A person who can read and write a simple message in any language with understanding is considered literate in NSSO surveys. Bihar was the most laggard state in this regard having only 49.4 per cent of the population as literate in 2007-08. It was the only state to have less than half the population as literate. It has made a tremendous progress, but still it lags other states. In 2014, nearly 60 per cent of the state's population was literate.
Only 38.6 per cent of females were literate in Bihar eight years back, which grew to 52 per cent by 2014. While 59.2 per cent of males were literate in 2007-08 in the state, the proportion improved to 67 per cent in the latest survey.
Rajasthan, which followed Bihar in terms of highest percentage of illiterate people, had 55.3 per cent of the state's population as literate, while Uttar Pradesh had 58.3 per cent, in 2007-08. The gap between the two states narrowed down six years later. By June 2014, as many as 62 per cent of the population was literate in Rajasthan, while 63 per cent was so in UP. The newly-carved state of Telangana, too, had 63 per cent of its population as literate.
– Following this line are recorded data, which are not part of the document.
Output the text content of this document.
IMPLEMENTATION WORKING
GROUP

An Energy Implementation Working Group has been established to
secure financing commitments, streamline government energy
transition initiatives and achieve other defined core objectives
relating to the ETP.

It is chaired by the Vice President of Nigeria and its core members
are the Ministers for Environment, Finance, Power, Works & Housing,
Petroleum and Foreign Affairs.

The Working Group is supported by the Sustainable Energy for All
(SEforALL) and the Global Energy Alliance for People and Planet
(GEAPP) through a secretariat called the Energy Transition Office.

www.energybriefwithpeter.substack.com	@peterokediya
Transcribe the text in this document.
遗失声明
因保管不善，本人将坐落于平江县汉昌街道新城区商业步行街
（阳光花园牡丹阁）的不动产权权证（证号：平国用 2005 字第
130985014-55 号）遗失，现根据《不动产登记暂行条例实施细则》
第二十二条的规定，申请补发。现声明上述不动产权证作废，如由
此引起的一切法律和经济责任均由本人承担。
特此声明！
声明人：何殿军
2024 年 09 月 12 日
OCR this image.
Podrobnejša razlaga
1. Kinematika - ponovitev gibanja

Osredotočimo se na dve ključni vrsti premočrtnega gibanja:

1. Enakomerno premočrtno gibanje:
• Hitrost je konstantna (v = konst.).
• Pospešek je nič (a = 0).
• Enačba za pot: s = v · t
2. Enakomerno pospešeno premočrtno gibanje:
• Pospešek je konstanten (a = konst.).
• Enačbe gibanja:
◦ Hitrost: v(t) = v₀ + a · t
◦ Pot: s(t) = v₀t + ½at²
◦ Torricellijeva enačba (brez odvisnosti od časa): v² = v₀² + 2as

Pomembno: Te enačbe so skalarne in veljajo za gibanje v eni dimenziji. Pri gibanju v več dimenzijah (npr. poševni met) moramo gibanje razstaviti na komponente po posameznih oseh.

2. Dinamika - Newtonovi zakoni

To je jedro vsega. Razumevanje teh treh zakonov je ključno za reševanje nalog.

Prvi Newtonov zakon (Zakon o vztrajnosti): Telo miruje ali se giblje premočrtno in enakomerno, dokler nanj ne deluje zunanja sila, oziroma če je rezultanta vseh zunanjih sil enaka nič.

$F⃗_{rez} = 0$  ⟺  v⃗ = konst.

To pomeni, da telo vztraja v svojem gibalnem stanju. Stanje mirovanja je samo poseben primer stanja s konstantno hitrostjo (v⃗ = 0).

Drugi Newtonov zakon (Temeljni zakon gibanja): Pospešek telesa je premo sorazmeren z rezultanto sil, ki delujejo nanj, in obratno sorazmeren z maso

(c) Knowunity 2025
Even as the literacy rate was more or less the same in Rajasthan and UP, there was a gap so far as the female education is concerned. In UP, 54 per cent of females were literate, while in Rajasthan, only 50 per cent were so.
Mizoram topped the list in literacy in 2007-08, having just 12.7 per cent of the population as illiterate. Kerala was a close second with 86.5 per cent of its population being literate and Nagaland had the third slot with 83 per cent literate people.